Cist, Ballintruer More, Co. Wicklow
Co. Wicklow |
Burial Sites
A field in Ballintruer More, County Wicklow, has quietly given up several prehistoric burials without any formal excavation, fanfare, or official record.
During land reclamation works carried out around 2018, a number of cists came to light, disturbed and unrecorded. A cist is a small stone-lined box grave, typically dating to the Bronze Age, used to contain a crouched or cremated burial. The fact that multiple examples appear to have been uncovered in a single field, and that none of them entered the archaeological record at the time, speaks to how routinely such discoveries can pass unnoticed when they occur outside a formal dig.
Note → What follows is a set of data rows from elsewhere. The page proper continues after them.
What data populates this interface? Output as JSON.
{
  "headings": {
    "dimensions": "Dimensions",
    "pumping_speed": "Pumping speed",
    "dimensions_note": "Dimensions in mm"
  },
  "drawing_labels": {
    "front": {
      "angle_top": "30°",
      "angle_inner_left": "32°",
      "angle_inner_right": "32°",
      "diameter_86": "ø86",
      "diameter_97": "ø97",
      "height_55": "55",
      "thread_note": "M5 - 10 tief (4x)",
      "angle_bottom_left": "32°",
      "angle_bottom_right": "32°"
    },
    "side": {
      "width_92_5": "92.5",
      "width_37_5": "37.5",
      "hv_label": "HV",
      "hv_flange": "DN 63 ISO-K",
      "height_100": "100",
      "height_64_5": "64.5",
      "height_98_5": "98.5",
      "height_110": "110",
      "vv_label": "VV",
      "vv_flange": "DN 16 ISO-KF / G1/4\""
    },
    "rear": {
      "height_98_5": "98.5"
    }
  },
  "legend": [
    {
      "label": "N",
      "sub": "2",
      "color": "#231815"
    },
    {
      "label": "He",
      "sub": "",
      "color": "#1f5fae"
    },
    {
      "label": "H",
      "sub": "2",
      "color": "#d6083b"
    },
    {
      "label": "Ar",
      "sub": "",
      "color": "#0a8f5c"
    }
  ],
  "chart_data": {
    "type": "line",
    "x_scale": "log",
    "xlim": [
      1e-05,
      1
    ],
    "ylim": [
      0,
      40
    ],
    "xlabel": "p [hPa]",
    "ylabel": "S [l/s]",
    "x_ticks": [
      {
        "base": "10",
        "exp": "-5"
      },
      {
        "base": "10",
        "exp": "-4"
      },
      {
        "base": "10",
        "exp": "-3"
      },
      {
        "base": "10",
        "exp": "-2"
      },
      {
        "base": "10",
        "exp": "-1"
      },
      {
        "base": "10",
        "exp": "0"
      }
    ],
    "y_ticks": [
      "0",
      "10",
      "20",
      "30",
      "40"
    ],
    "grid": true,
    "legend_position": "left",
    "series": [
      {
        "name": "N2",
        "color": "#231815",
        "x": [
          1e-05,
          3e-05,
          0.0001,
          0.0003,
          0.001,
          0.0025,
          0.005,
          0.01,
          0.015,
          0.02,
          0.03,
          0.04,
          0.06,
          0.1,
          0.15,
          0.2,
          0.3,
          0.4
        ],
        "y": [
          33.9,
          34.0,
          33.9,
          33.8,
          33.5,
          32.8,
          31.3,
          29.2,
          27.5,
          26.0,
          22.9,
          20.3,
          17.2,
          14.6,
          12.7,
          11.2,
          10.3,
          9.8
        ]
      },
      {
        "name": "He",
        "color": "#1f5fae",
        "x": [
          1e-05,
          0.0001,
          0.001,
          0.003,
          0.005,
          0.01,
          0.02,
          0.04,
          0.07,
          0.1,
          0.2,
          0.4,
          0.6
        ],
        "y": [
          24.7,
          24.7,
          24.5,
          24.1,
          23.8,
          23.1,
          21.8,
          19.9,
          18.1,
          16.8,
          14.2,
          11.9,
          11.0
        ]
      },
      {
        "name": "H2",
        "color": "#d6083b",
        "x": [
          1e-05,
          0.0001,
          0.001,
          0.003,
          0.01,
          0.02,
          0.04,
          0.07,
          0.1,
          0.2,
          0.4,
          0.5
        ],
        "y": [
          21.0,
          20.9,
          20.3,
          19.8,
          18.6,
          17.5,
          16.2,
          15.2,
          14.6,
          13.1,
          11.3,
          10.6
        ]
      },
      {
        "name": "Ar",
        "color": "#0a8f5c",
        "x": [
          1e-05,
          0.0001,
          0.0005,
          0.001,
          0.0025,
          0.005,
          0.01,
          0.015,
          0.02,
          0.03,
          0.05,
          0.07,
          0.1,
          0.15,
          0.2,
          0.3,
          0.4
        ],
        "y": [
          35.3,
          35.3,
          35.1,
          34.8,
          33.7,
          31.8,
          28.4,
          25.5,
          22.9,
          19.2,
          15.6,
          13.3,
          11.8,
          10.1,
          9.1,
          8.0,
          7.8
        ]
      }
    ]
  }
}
What brought the site to attention was not the ground itself but an aerial image. A cropmark, the faint shadow that buried features cast on growing vegetation when viewed from above, appeared on a Google Earth orthoimage taken in May 2020. The mark resembles a pit feature, and its shape is notably similar to a cropmark associated with a recorded Linkardstown burial located approximately 290 metres to the south. Linkardstown burials are a distinctive class of Neolithic monument, typically involving a large stone cist beneath a mound, and are relatively rare. Whether the cropmark at Ballintruer More represents one of the disturbed cists uncovered during land reclamation, or something else entirely, remains an open question. The information was passed on by Robert Hanbidge and compiled in October 2020.